When Kids Are Hyper, You Spend A Lot Of Time Outside

When my kids were little, they were kind of wild. They pretty much popped out of the womb that way. Come to think of it, they haven’t changed much.

When Kids Are Hyper, You Spend A Lot Of Time Outside | TheFurFiles

I blame this propensity for barbarousness on my ADHD husband – he was on Ritalin when he was younger. It doesn’t matter that I should classify myself under the same heading.

Because of him (and marginally because of me), my kids were the ones climbing to the top of the swing set, forget the swinging. They were the ones running and squealing through the mall, and I don’t mean after we’d been there for an hour. I mean right from the get-go. They were the ones jumping out of the stroller or the wagon because “sitting” was not part of their vocabulary. They were the ones making snow forts in the dead of winter – didn’t matter how cold it was – because I (their mother, who was always outside with them, BTW) couldn’t take being cooped up in the house for an entire day with three such rabble-rousers. They were the ones that the checkout ladies at the library dubbed “the loudest human beings on the face of the planet” and then proceeded to ban us from coming in there – for at least a week until they forgot and then the whole sequence started all over again. That was the way it went for many years. “You can’t come in.” We went in. “You can’t come in.” We went in. Why the library had to put the children’s section right next to the senior’s quiet reading corner, I’ll never know.

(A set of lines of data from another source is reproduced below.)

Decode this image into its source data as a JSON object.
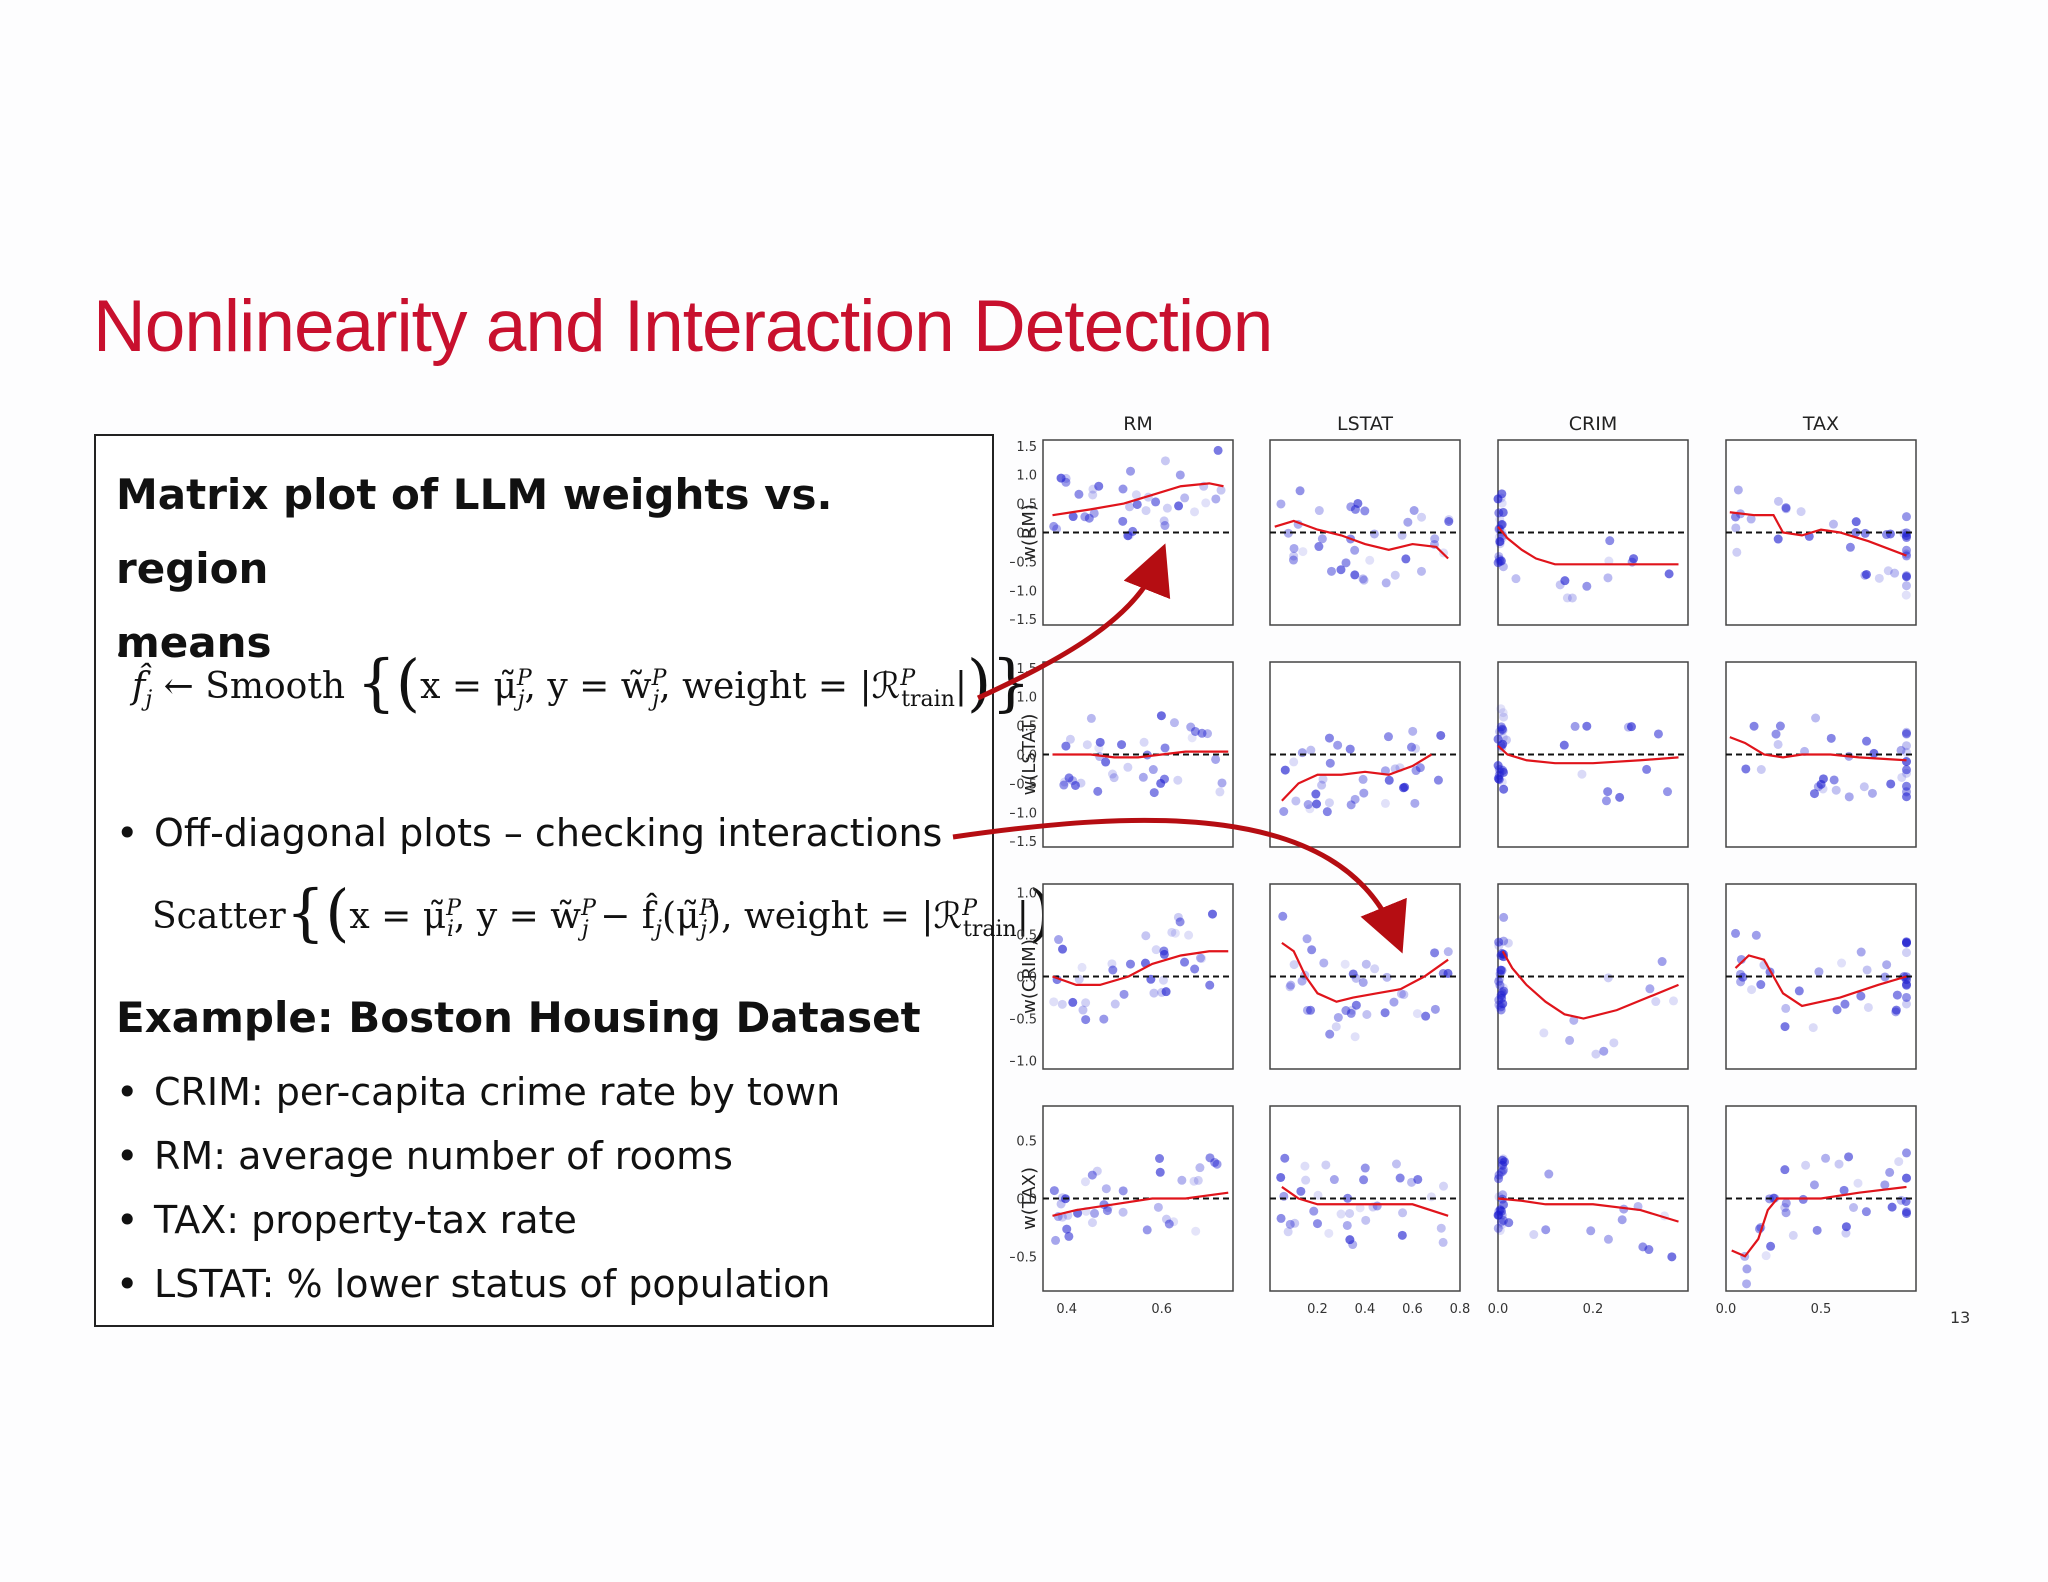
{
  "slide": {
    "title": "Nonlinearity and Interaction Detection",
    "page_number": "13"
  },
  "box": {
    "heading1_line1": "Matrix plot of LLM weights vs. region",
    "heading1_line2": "means",
    "stray_mark": "‘",
    "smooth_eq": {
      "lhs": "f̂",
      "lhs_sub": "j",
      "arrow": " ← Smooth",
      "x_part": "x = μ̃",
      "x_sub": "j",
      "x_sup": "P",
      "y_part": ", y = w̃",
      "y_sub": "j",
      "y_sup": "P",
      "weight_part": ", weight = |ℛ",
      "weight_sub": "train",
      "weight_sup": "P",
      "close": "|"
    },
    "bullet_offdiag": "Off-diagonal plots – checking interactions",
    "scatter_eq": {
      "label": "Scatter",
      "x_part": "x = μ̃",
      "x_sub": "i",
      "x_sup": "P",
      "y_part": ", y = w̃",
      "y_sub": "j",
      "y_sup": "P",
      "minus": " − f̂",
      "minus_sub": "j",
      "arg": "(μ̃",
      "arg_sub": "j",
      "arg_sup": "P",
      "arg_close": ")",
      "weight_part": ", weight = |ℛ",
      "weight_sub": "train",
      "weight_sup": "P",
      "close": "|"
    },
    "heading2": "Example: Boston Housing Dataset",
    "bullets": [
      "CRIM: per-capita crime rate by town",
      "RM: average number of rooms",
      "TAX: property-tax rate",
      "LSTAT: % lower status of population"
    ]
  },
  "colors": {
    "title": "#c8102e",
    "arrow": "#b50d12",
    "curve": "#e0141b",
    "point": "#1f1fd0"
  },
  "chart_data": {
    "type": "scatter",
    "layout": "matrix 4x4",
    "columns": [
      "RM",
      "LSTAT",
      "CRIM",
      "TAX"
    ],
    "rows": [
      "w(RM)",
      "w(LSTAT)",
      "w(CRIM)",
      "w(TAX)"
    ],
    "xlim": {
      "RM": [
        0.35,
        0.75
      ],
      "LSTAT": [
        0.0,
        0.8
      ],
      "CRIM": [
        0.0,
        0.4
      ],
      "TAX": [
        0.0,
        1.0
      ]
    },
    "xticks": {
      "RM": [
        "0.4",
        "0.6"
      ],
      "LSTAT": [
        "0.2",
        "0.4",
        "0.6",
        "0.8"
      ],
      "CRIM": [
        "0.0",
        "0.2"
      ],
      "TAX": [
        "0.0",
        "0.5"
      ]
    },
    "ylim": {
      "w(RM)": [
        -1.6,
        1.6
      ],
      "w(LSTAT)": [
        -1.6,
        1.6
      ],
      "w(CRIM)": [
        -1.1,
        1.1
      ],
      "w(TAX)": [
        -0.8,
        0.8
      ]
    },
    "yticks": {
      "w(RM)": [
        "1.5",
        "1.0",
        "0.5",
        "0.0",
        "−0.5",
        "−1.0",
        "−1.5"
      ],
      "w(LSTAT)": [
        "1.5",
        "1.0",
        "0.5",
        "0.0",
        "−0.5",
        "−1.0",
        "−1.5"
      ],
      "w(CRIM)": [
        "1.0",
        "0.5",
        "0.0",
        "−0.5",
        "−1.0"
      ],
      "w(TAX)": [
        "0.5",
        "0.0",
        "−0.5"
      ]
    },
    "yticks_values": {
      "w(RM)": [
        1.5,
        1.0,
        0.5,
        0.0,
        -0.5,
        -1.0,
        -1.5
      ],
      "w(LSTAT)": [
        1.5,
        1.0,
        0.5,
        0.0,
        -0.5,
        -1.0,
        -1.5
      ],
      "w(CRIM)": [
        1.0,
        0.5,
        0.0,
        -0.5,
        -1.0
      ],
      "w(TAX)": [
        0.5,
        0.0,
        -0.5
      ]
    },
    "xticks_values": {
      "RM": [
        0.4,
        0.6
      ],
      "LSTAT": [
        0.2,
        0.4,
        0.6,
        0.8
      ],
      "CRIM": [
        0.0,
        0.2
      ],
      "TAX": [
        0.0,
        0.5
      ]
    },
    "reference_line": 0,
    "smooth_curves": [
      [
        {
          "x": [
            0.37,
            0.45,
            0.52,
            0.58,
            0.64,
            0.7,
            0.73
          ],
          "y": [
            0.3,
            0.4,
            0.5,
            0.65,
            0.8,
            0.85,
            0.8
          ]
        },
        {
          "x": [
            0.02,
            0.1,
            0.2,
            0.3,
            0.4,
            0.5,
            0.6,
            0.7,
            0.75
          ],
          "y": [
            0.1,
            0.2,
            0.05,
            -0.05,
            -0.2,
            -0.3,
            -0.2,
            -0.25,
            -0.45
          ]
        },
        {
          "x": [
            0.0,
            0.02,
            0.05,
            0.08,
            0.12,
            0.2,
            0.3,
            0.38
          ],
          "y": [
            0.1,
            -0.1,
            -0.3,
            -0.45,
            -0.55,
            -0.55,
            -0.55,
            -0.55
          ]
        },
        {
          "x": [
            0.02,
            0.15,
            0.25,
            0.3,
            0.4,
            0.5,
            0.6,
            0.75,
            0.95
          ],
          "y": [
            0.35,
            0.3,
            0.3,
            0.0,
            -0.05,
            0.05,
            0.0,
            -0.15,
            -0.4
          ]
        }
      ],
      [
        {
          "x": [
            0.37,
            0.45,
            0.5,
            0.55,
            0.6,
            0.65,
            0.7,
            0.74
          ],
          "y": [
            0.0,
            0.0,
            -0.05,
            -0.05,
            0.0,
            0.05,
            0.05,
            0.05
          ]
        },
        {
          "x": [
            0.05,
            0.12,
            0.2,
            0.3,
            0.4,
            0.5,
            0.6,
            0.68
          ],
          "y": [
            -0.8,
            -0.5,
            -0.35,
            -0.35,
            -0.3,
            -0.35,
            -0.2,
            0.0
          ]
        },
        {
          "x": [
            0.0,
            0.02,
            0.06,
            0.12,
            0.2,
            0.3,
            0.38
          ],
          "y": [
            0.15,
            0.0,
            -0.1,
            -0.15,
            -0.15,
            -0.1,
            -0.05
          ]
        },
        {
          "x": [
            0.02,
            0.1,
            0.2,
            0.3,
            0.4,
            0.55,
            0.7,
            0.95
          ],
          "y": [
            0.3,
            0.2,
            0.0,
            -0.05,
            0.0,
            0.0,
            -0.05,
            -0.1
          ]
        }
      ],
      [
        {
          "x": [
            0.37,
            0.42,
            0.47,
            0.53,
            0.58,
            0.64,
            0.7,
            0.74
          ],
          "y": [
            0.0,
            -0.1,
            -0.1,
            0.0,
            0.15,
            0.25,
            0.3,
            0.3
          ]
        },
        {
          "x": [
            0.05,
            0.1,
            0.15,
            0.2,
            0.28,
            0.35,
            0.45,
            0.55,
            0.65,
            0.75
          ],
          "y": [
            0.4,
            0.3,
            0.0,
            -0.2,
            -0.3,
            -0.25,
            -0.2,
            -0.15,
            0.0,
            0.2
          ]
        },
        {
          "x": [
            0.01,
            0.03,
            0.06,
            0.1,
            0.14,
            0.18,
            0.25,
            0.38
          ],
          "y": [
            0.3,
            0.1,
            -0.1,
            -0.3,
            -0.45,
            -0.5,
            -0.4,
            -0.1
          ]
        },
        {
          "x": [
            0.05,
            0.12,
            0.2,
            0.25,
            0.3,
            0.4,
            0.6,
            0.8,
            0.95
          ],
          "y": [
            0.1,
            0.25,
            0.2,
            0.0,
            -0.2,
            -0.35,
            -0.25,
            -0.1,
            0.0
          ]
        }
      ],
      [
        {
          "x": [
            0.37,
            0.42,
            0.5,
            0.58,
            0.65,
            0.74
          ],
          "y": [
            -0.15,
            -0.1,
            -0.05,
            0.0,
            0.0,
            0.05
          ]
        },
        {
          "x": [
            0.05,
            0.12,
            0.2,
            0.3,
            0.45,
            0.6,
            0.75
          ],
          "y": [
            0.1,
            0.0,
            -0.05,
            -0.05,
            -0.05,
            -0.05,
            -0.15
          ]
        },
        {
          "x": [
            0.0,
            0.05,
            0.1,
            0.2,
            0.3,
            0.38
          ],
          "y": [
            0.0,
            -0.02,
            -0.05,
            -0.05,
            -0.1,
            -0.2
          ]
        },
        {
          "x": [
            0.03,
            0.1,
            0.17,
            0.22,
            0.27,
            0.35,
            0.5,
            0.7,
            0.95
          ],
          "y": [
            -0.45,
            -0.5,
            -0.35,
            -0.1,
            0.0,
            0.0,
            0.0,
            0.05,
            0.1
          ]
        }
      ]
    ]
  }
}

I have so many examples of my kids’ crazy behaviour, the stories seem endless. Why, we were just reminiscing about one particular incident yesterday. This is a good one.

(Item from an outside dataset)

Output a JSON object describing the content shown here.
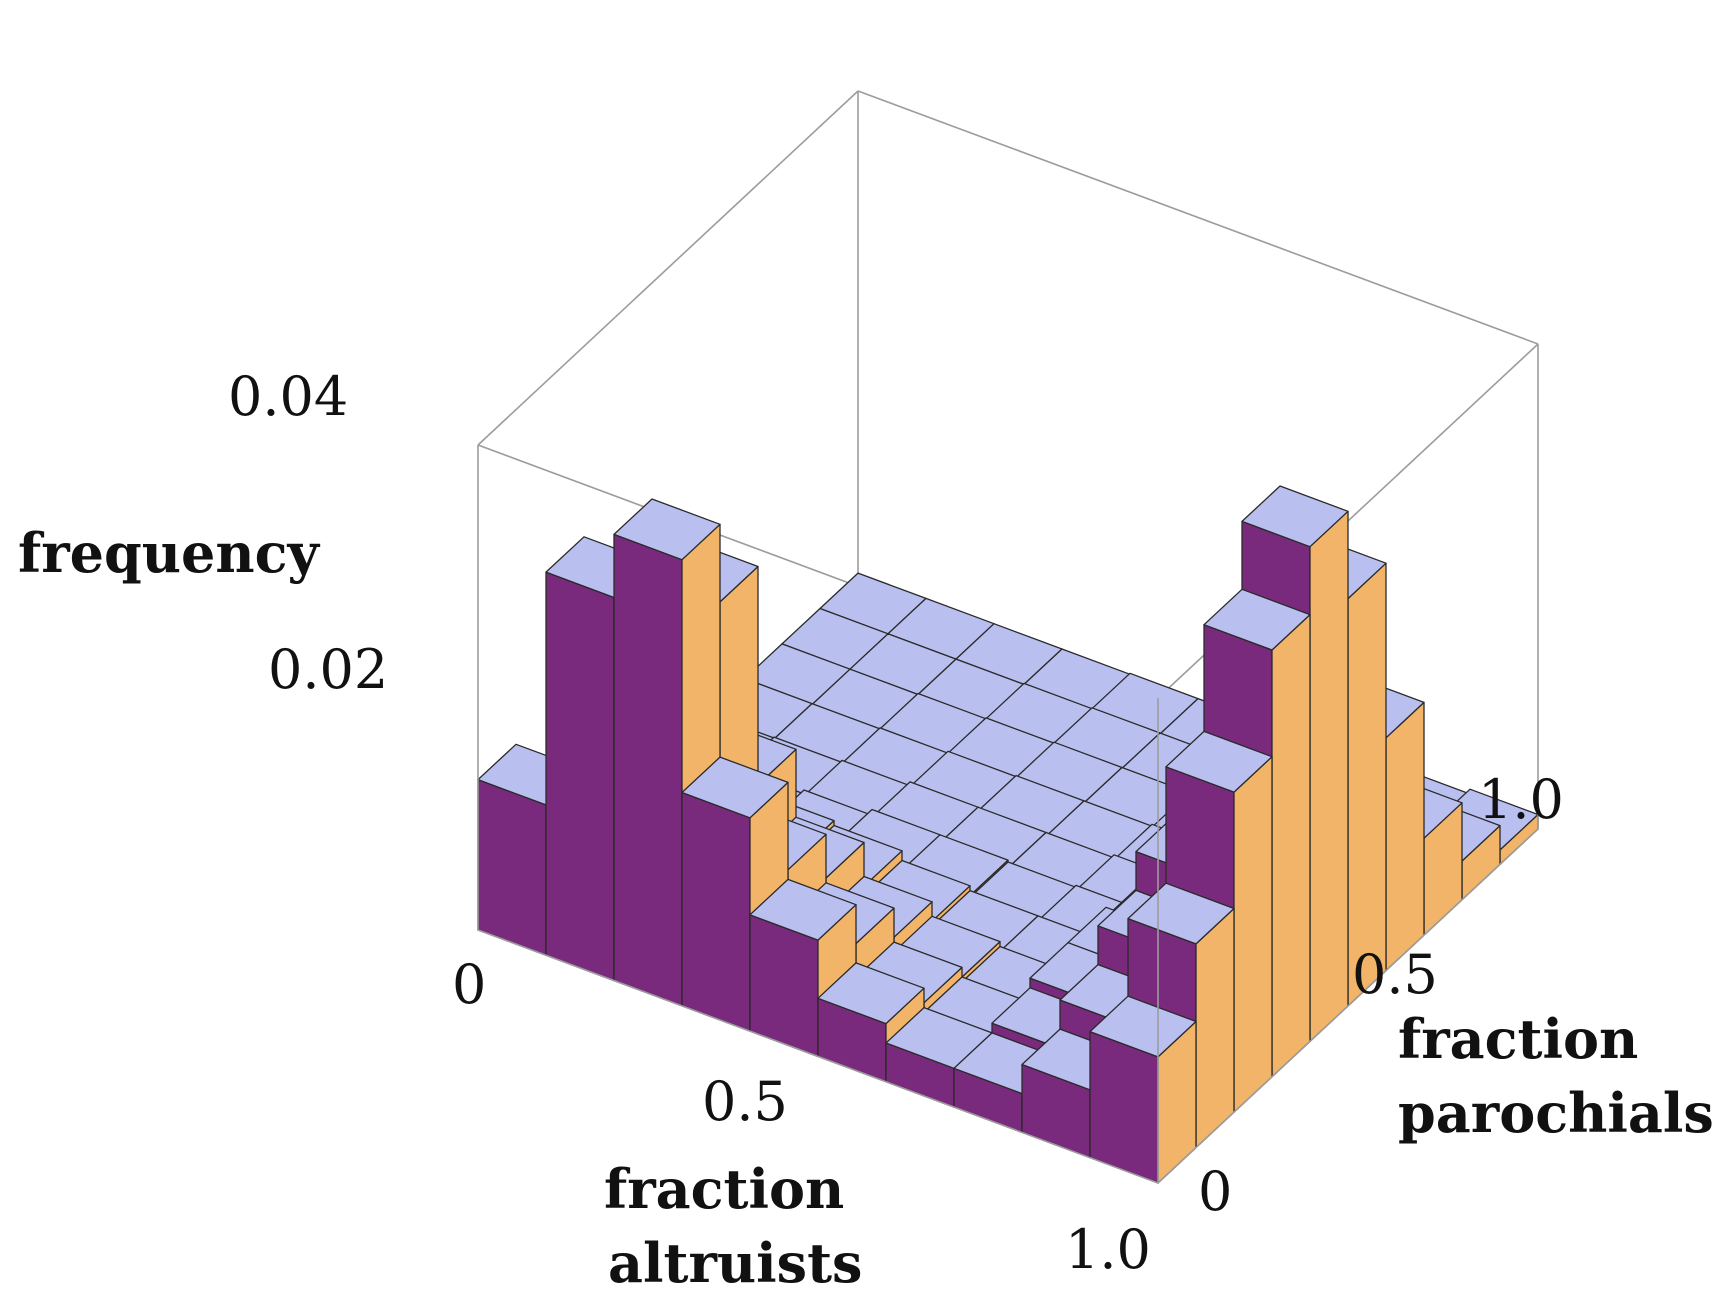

It was the day of my cousin’s wedding. The kids were pretty little still – four, three and one maybe. They were used to running around (outside mostly) like wild animals, because that is just how we lived. “Footloose, fancy-free, and often without pants” is probably a good description.

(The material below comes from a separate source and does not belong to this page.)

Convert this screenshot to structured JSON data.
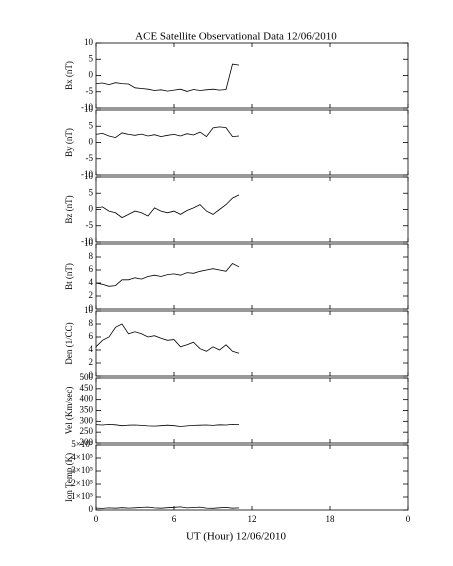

Now, the trouble with weddings is twofold – one, you are usually expected to dress up, and two, you are also expected to sit quietly in a church for an extended period of time, neither of which my family was very good at. They still aren’t.

We started with the clothes. You think kids, they’ll wear whatever you put on them. Not mine. And it’s not like I had them in miniature suits and dresses or anything. For the boys, it was a pair of pants and some clean t-shirts, if I recall correctly.

We managed to get to the church on time, which was also very difficult for us. Three little ones and a Jamaican husband – seriously, that’s a recipe for lateness. So there we were, sitting in the back, the boys fidgeting almost immediately, my daughter zooming back and forth across the pew. She was walking by nine months. By one, she could run.

And it was a Catholic wedding. You know how those go – long. I think we lasted about fifteen minutes (which was a miracle in and of itself) when my oldest starting karate chopping his brother, and Tess started hissing like a rabid fox for no apparent reason. “Shhhh, you guys. Watch up at the front. See cousin Karen in her pretty dress.” As if.

I’d also brought games and food and little toys. I’m a smart mother. Unfortunately for me, my children are about running and jumping, not playing checkers or colouring. You can imagine that car rides were a nightmare. They still are. If we travel, it’s usually at night, like bandits.

Anyway, long story short, at the wedding, we ended up on the lawn outside, the boys climbing the trees, my daughter jumping off a big rock. Basically, we were waiting for the ceremony to be over so we could go to the reception and wait outside again until it was time to go home.

With the kids playing, my husband and I tried to watch in the church door, to catch a glimpse of what was going on – so we could at least say we were there – which is why we didn’t quite see that our oldest son had taken off all his clothes and thrown them in the bushes. He was a fast little devil.

And just as he was sprinting across the grass, naked as the day he was born – his “nice” clothes shoved behind some forsythia – the people started coming out. “Oh my God. Get him,” I yelled to my husband. Too late. The guests had spied my little streaker.

Luckily, we managed to wrestle him down before the newlyweds emerged. Most everyone else saw him though. And of course, my cousin heard about it.

That’s pretty much it. People laughed, which was good. And now I have something that will make a really great mother-of-the-groom speech for when my son gets married himself.

You see how things work? What goes around eventually comes back to embarrass the hell out of you another day.

You can say you heard it here first.